Having Lucas home continues to be wonderful, but yesterday we had our first heart-thumping scare. After holding Lucas peacefully on his chest for a while, Burke moved him in preparation for putting him back in the crib. All of a sudden his oxygen saturation started dropping and it became clear that something was clogging his airway. We got him in the crib and started giving him some extra breaths with an “ambu” resuscitation bag, but the numbers on his monitor kept dropping and he clearly looked like he was choking. So we did what we had learned at the hospital and quickly changed his tracheostomy, removing the trach and placing a new one in the stoma. We then connected the oxygen tank to the ambu bag and continued giving him breaths, now including supplemental oxygen. And sure enough, his oxygen saturation started going up, his color returned, and we took in a deep, collective breath of relief.

It all happened so fast and included various beeping and alarming machines, which certainly added intensity to the situation.
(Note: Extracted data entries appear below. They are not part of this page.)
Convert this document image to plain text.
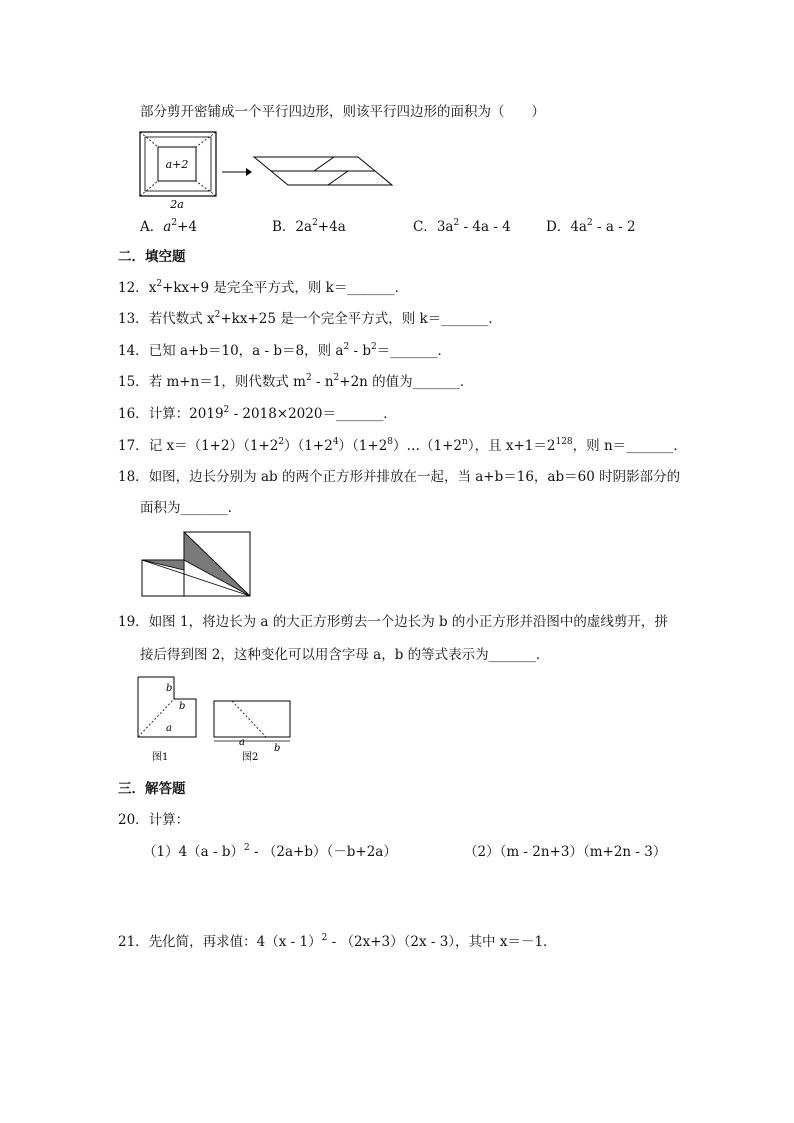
部分剪开密铺成一个平行四边形，则该平行四边形的面积为（　　）
a+2
2a
A．$a^2+4$	B．$2a^2+4a$	C．$3a^2 - 4a - 4$	D．$4a^2$ - a - 2
二．填空题
12．$x^2+kx+9$ 是完全平方式，则 k＝_______．
13．若代数式 $x^2+kx+25$ 是一个完全平方式，则 k＝_______．
14．已知 a+b＝10，a - b＝8，则 $a^2$ - $b^2=\_\_\_\_\_\_\_$．
15．若 m+n＝1，则代数式 $m^2 - n^2+2n$ 的值为_______．
16．计算：2019$^2$ - 2018×2020＝_______．
17．记 $x=(1+2)(1+2^2)(1+2^4)(1+2^8)\dots(1+2^n)$，且 $x+1=2^{128}$，则 n＝_______．
18．如图，边长分别为 ab 的两个正方形并排放在一起，当 a+b＝16，ab＝60 时阴影部分的
面积为_______．
19．如图 1，将边长为 a 的大正方形剪去一个边长为 b 的小正方形并沿图中的虚线剪开，拼
接后得到图 2，这种变化可以用含字母 a，b 的等式表示为_______．
b
b
a
图1
a
b
图2
三．解答题
20．计算：
（1）4（a - b）$^2$ - （2a+b）（－b+2a）	（2）（m - 2n+3）（m+2n - 3）
21．先化简，再求值：4（x - 1）$^2$ - （2x+3）（2x - 3），其中 x＝－1．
Most difficult was seeing Lucas’s shocked look and his color change – babies turn blue pretty quickly when they don’t get enough oxygen in their blood.  This kind of thing has happened before in the hospital, but there were always nurses around to help out.  Yesterday we were on our own, and we’re proud to say that we did great. We kept our cool, did what needed to be done, and proved that we’re a darn good team. We also learned a few things in the process, such as the need to more frequently suction out Lucas’s trach so that such major mucus buildups don’t happen. (For any nurses and parents of kids with trachs who read this: we’re open to more advice!)  And we learned that for now at least it’s important to have the oxygen tank close at hand at all times. We hadn’t used it since arriving home but on this occasion we were thankful that we’d done a test run a few days before.  We were also trained in the hospital in infant CPR, so knowing we could do CPR if necessary is important.
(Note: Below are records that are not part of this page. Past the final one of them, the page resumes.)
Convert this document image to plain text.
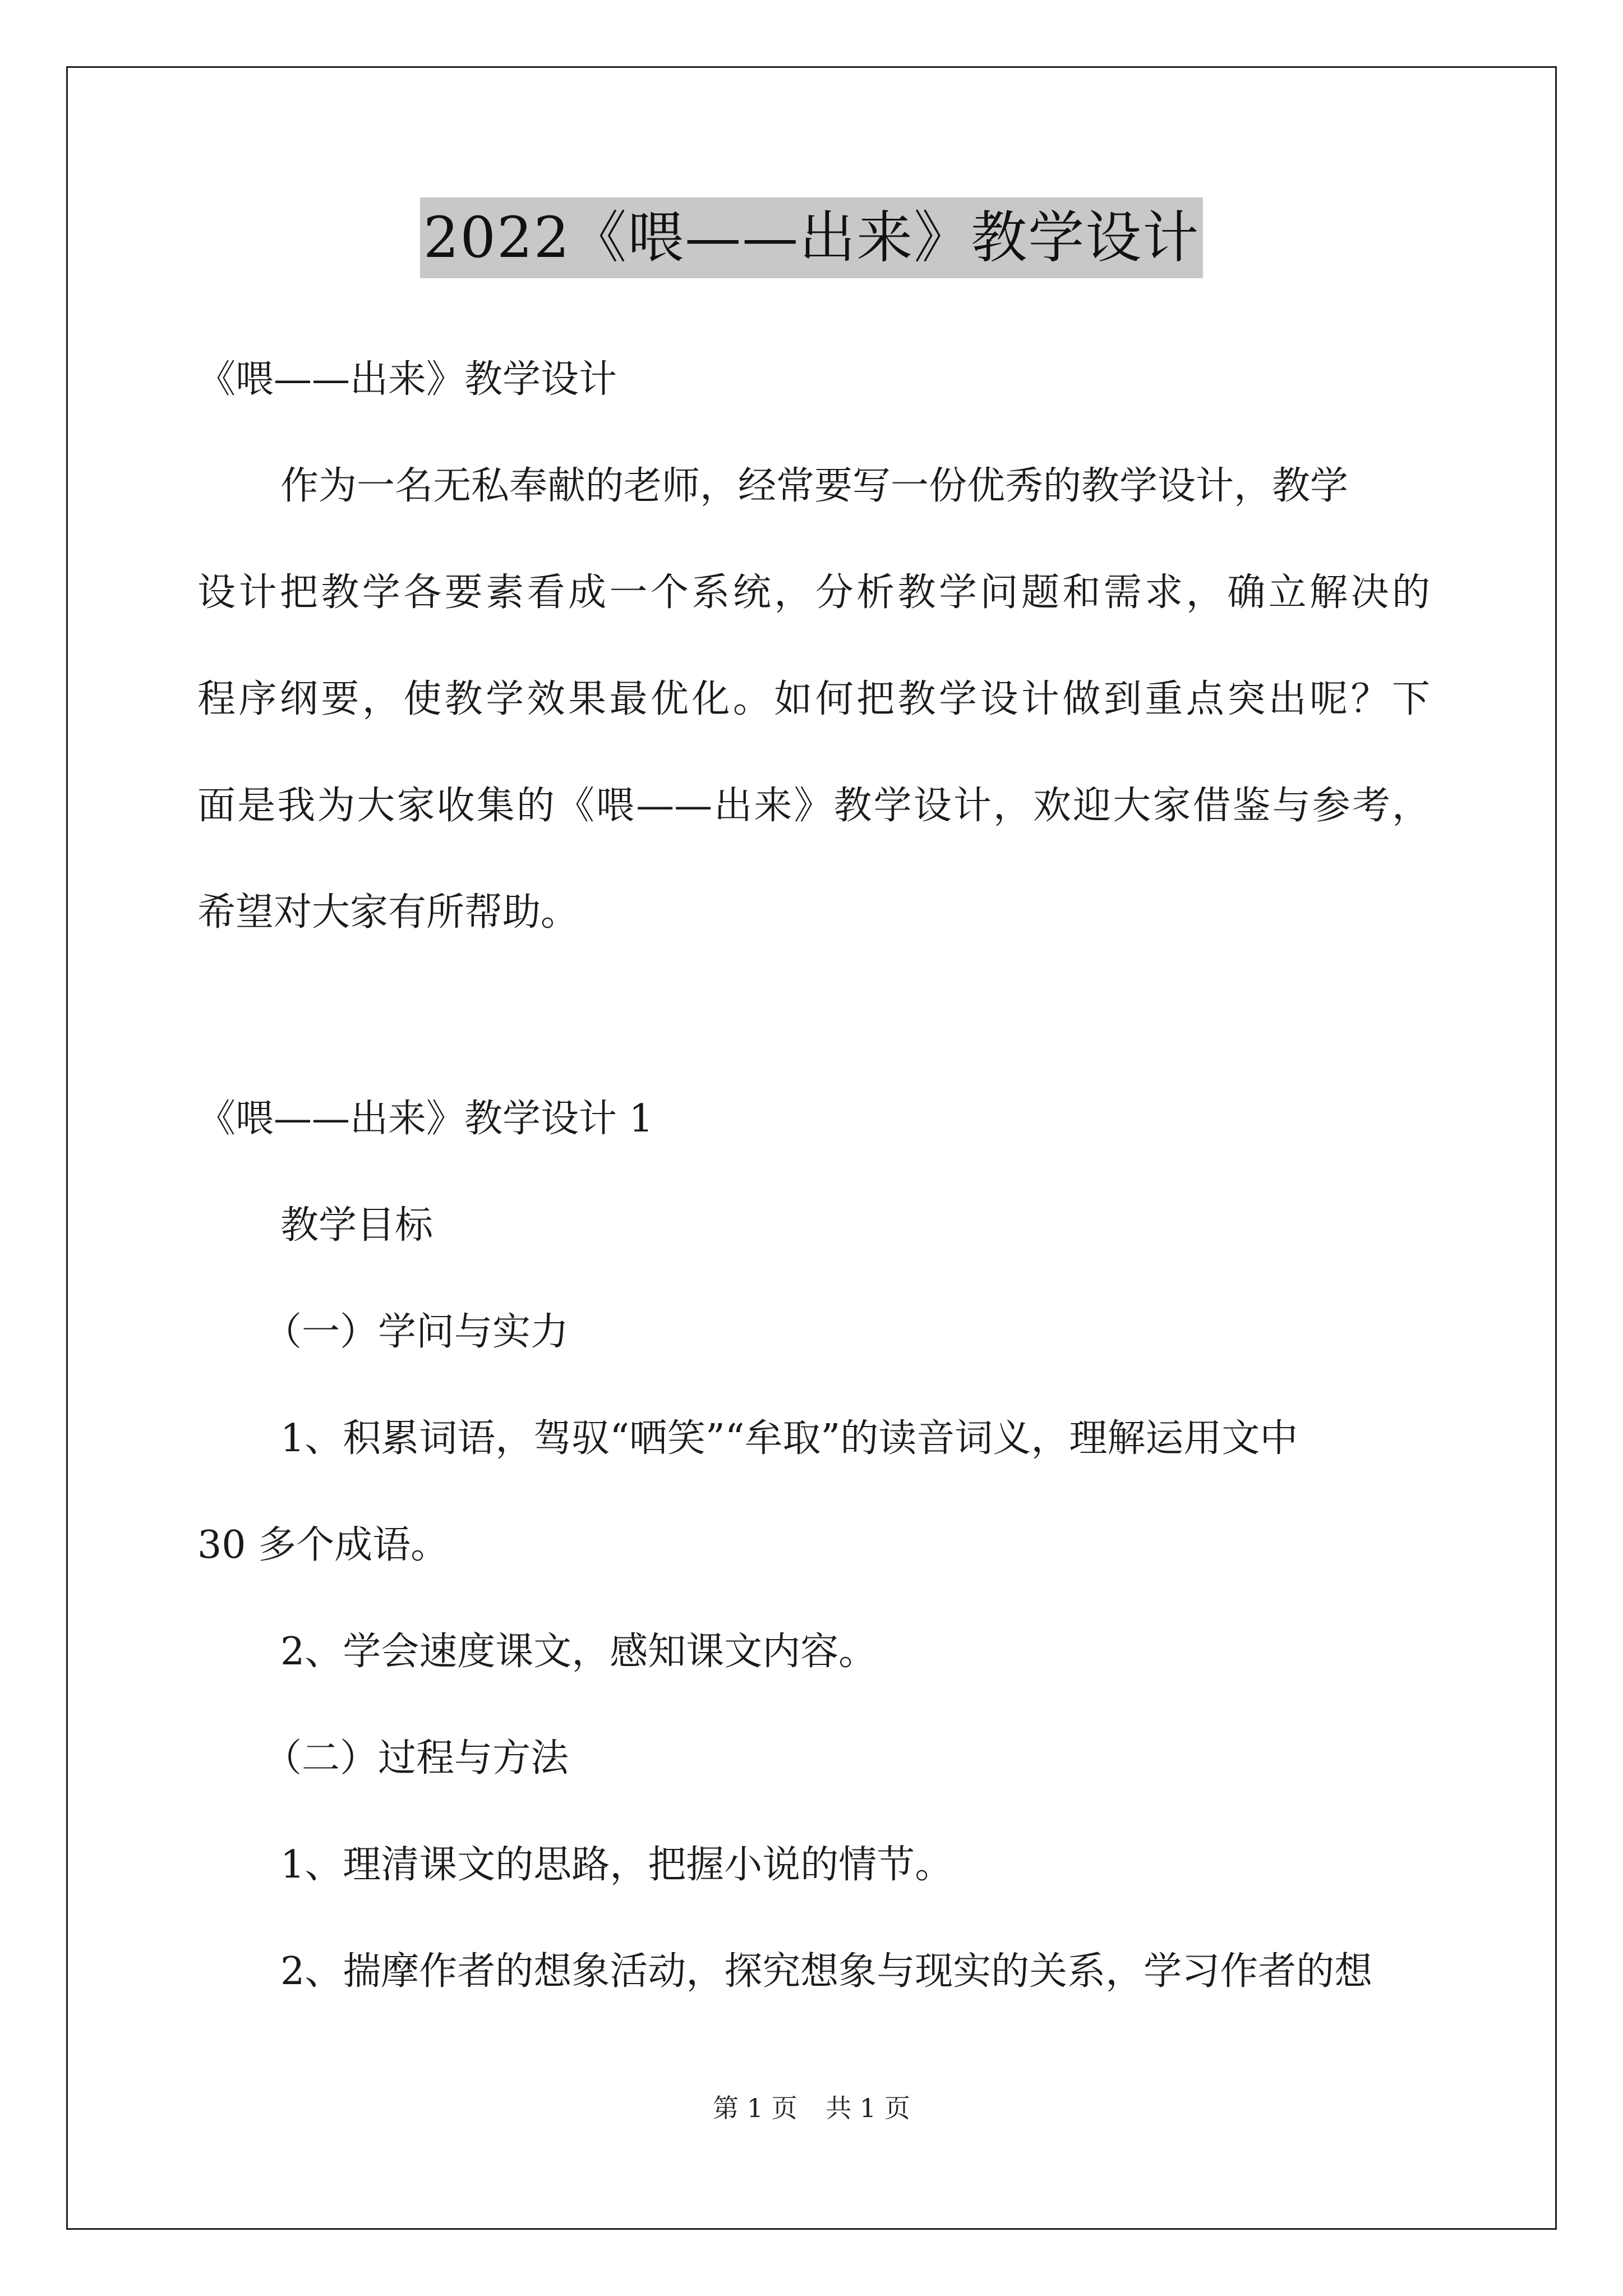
2022《喂——出来》教学设计
《喂——出来》教学设计
作为一名无私奉献的老师，经常要写一份优秀的教学设计，教学
设计把教学各要素看成一个系统，分析教学问题和需求，确立解决的
程序纲要，使教学效果最优化。如何把教学设计做到重点突出呢？下
面是我为大家收集的《喂——出来》教学设计，欢迎大家借鉴与参考，
希望对大家有所帮助。
《喂——出来》教学设计 1
教学目标
（一）学问与实力
1、积累词语，驾驭“哂笑”“牟取”的读音词义，理解运用文中
30 多个成语。
2、学会速度课文，感知课文内容。
（二）过程与方法
1、理清课文的思路，把握小说的情节。
2、揣摩作者的想象活动，探究想象与现实的关系，学习作者的想
第 1 页 共 1 页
So we don’t mean to freak out our friends with this story but it’s an example of what can happen with Lucas.  Despite his amazing progress he is still fragile and he does have a tracheostomy which is exactly why someone, if not two people, need to be by his side at all times.

Krista’s sister, Megan, arrives today, and we’re looking forward to having another person around to help.  We are still trying to strictly limit the number of people Lucas comes into contact with, though.  Our scare yesterday wasn’t cold or flu related, but it was a reminder of why more mucus in Lucas’s lungs could be dangerous.  So we want to thank everyone for inquiring about visits, and also ask for your understanding while we keep Lucas’s visitor policy pretty strict.

On a lighter note, Lucas continues to break records in both quantity and frequency of urine output.  He’s soaked through multiple diapers and seems unfazed by it all — maybe even proud to have inherited his dad’s hyperactive bladder.